Have you ever noticed you have a little shadow... someone who always wants to be with you... and be you. Your little shadow finds you endlessly fascinating and is eager to do what you do, even if it's just tidying up around the house. Washing the windows or folding the laundry is the farthest thing from drudgery. To them it's challenging, intriguing, and just plain fun. And they get to be with you! What could be better than that?
This is the very basis of what teachers call play-based learning. The ancient Greek philospher Sophocles said, "One learns by doing a thing. Although you think you know it, you have no certainty until you try." For little ones it hardly matters what the doing is. As long as the child chooses it and is physically involved in it, fun and learning are bound to follow.
Taking a walk in your shoes is an important part of your child's development particularly in the toddler years. This is the beginnings of role play, and the role they want to play is you.
So, whenever there's a chore to be done, watch to see if your little shadow wants to "help" out. If they show interest, invite them in. And whenever you can, make it real. Hand them a sponge or a brush or a squeegie, not a toy.

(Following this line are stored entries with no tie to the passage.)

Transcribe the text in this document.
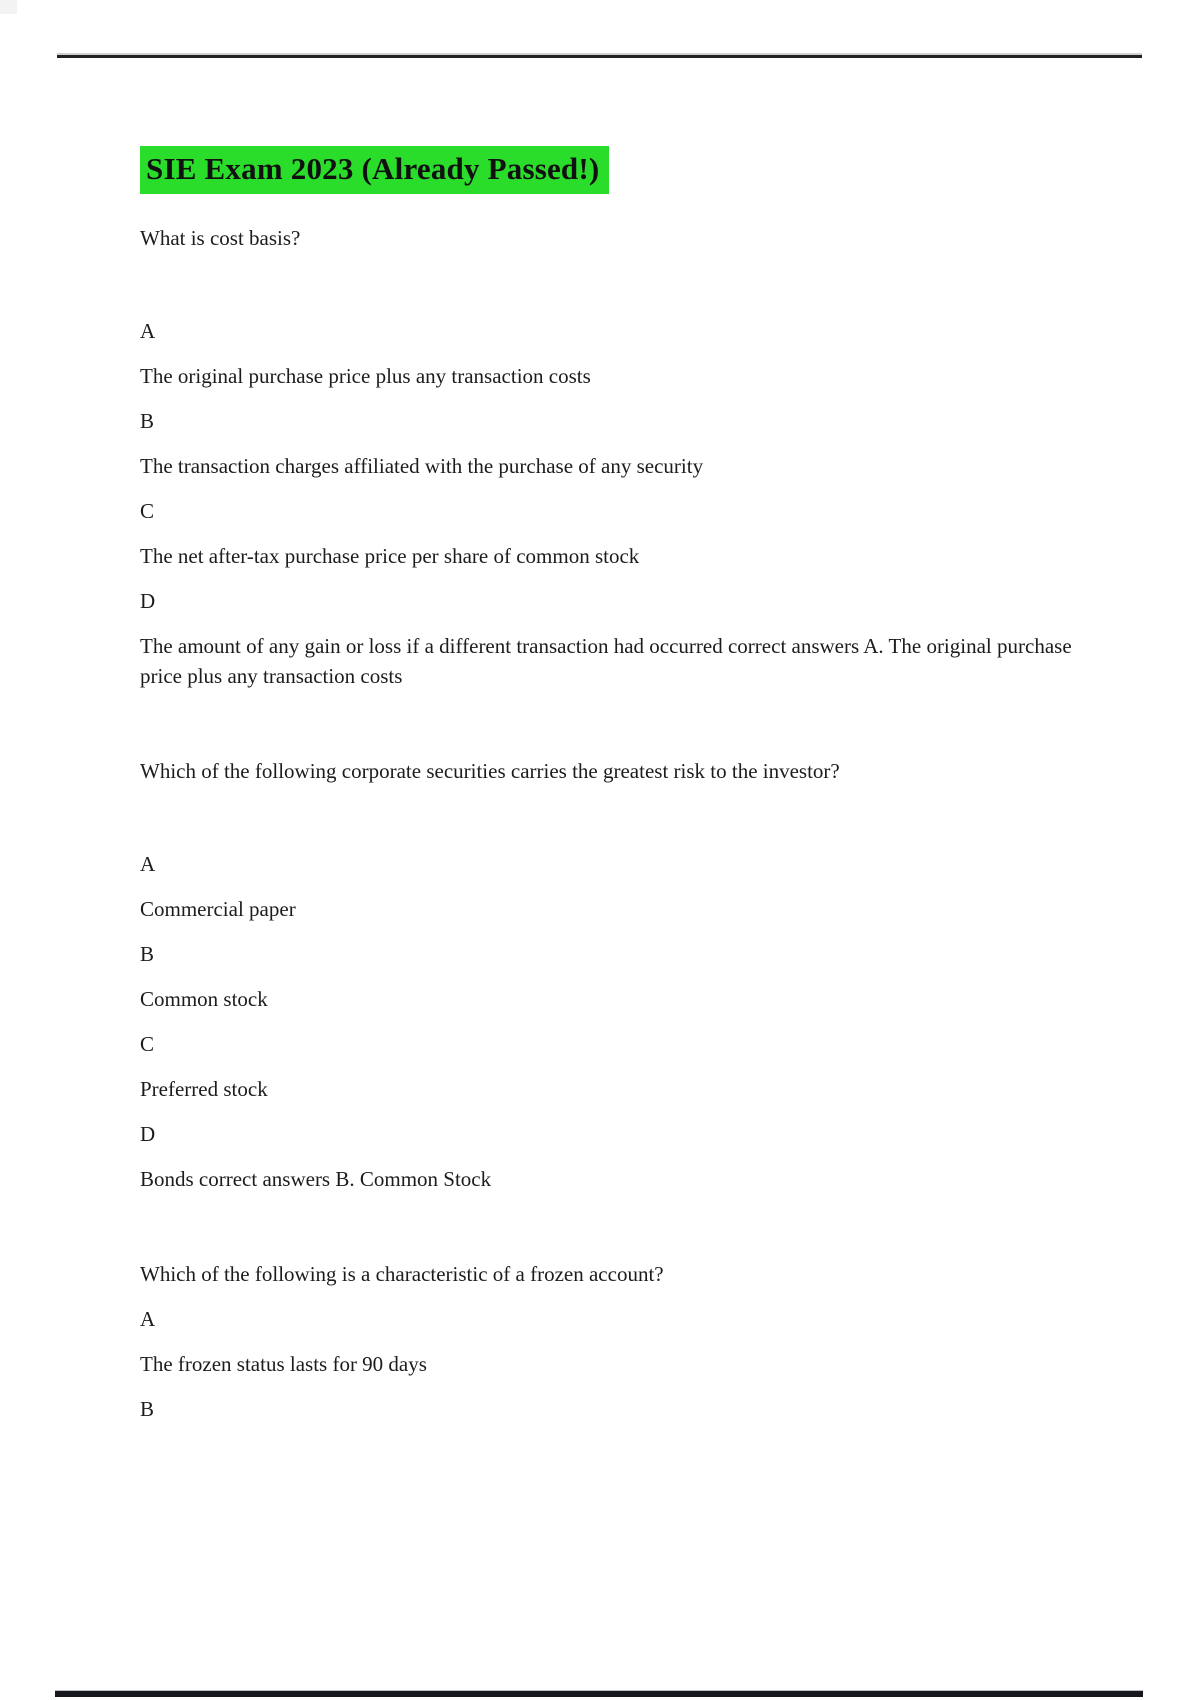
SIE Exam 2023 (Already Passed!)

What is cost basis?

A

The original purchase price plus any transaction costs

B

The transaction charges affiliated with the purchase of any security

C

The net after-tax purchase price per share of common stock

D

The amount of any gain or loss if a different transaction had occurred correct answers A. The original purchase price plus any transaction costs

Which of the following corporate securities carries the greatest risk to the investor?

A

Commercial paper

B

Common stock

C

Preferred stock

D

Bonds correct answers B. Common Stock

Which of the following is a characteristic of a frozen account?

A

The frozen status lasts for 90 days

B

Give them a bottle or bucket of water (not any cleaning fluids at this point), and watch how they try to do what you do. Several things are happening when you do this...
1. Little ones don't know how to behave so they use you as their model. They learn from you by doing what you do. Go at their pace.
2. When little ones mirror your movements, they are moving their bodies in new and unique ways. They're learning what they can do and developing new and important pathways in the brain.
3. And you're together in the process, in the moment, sharing the task at hand. When you are "shoulder to shoulder" it makes them feel important.
And sure, it takes a little longer with your little shadow's help, but it's time well spent when you both feel the satisfaction of a job well done.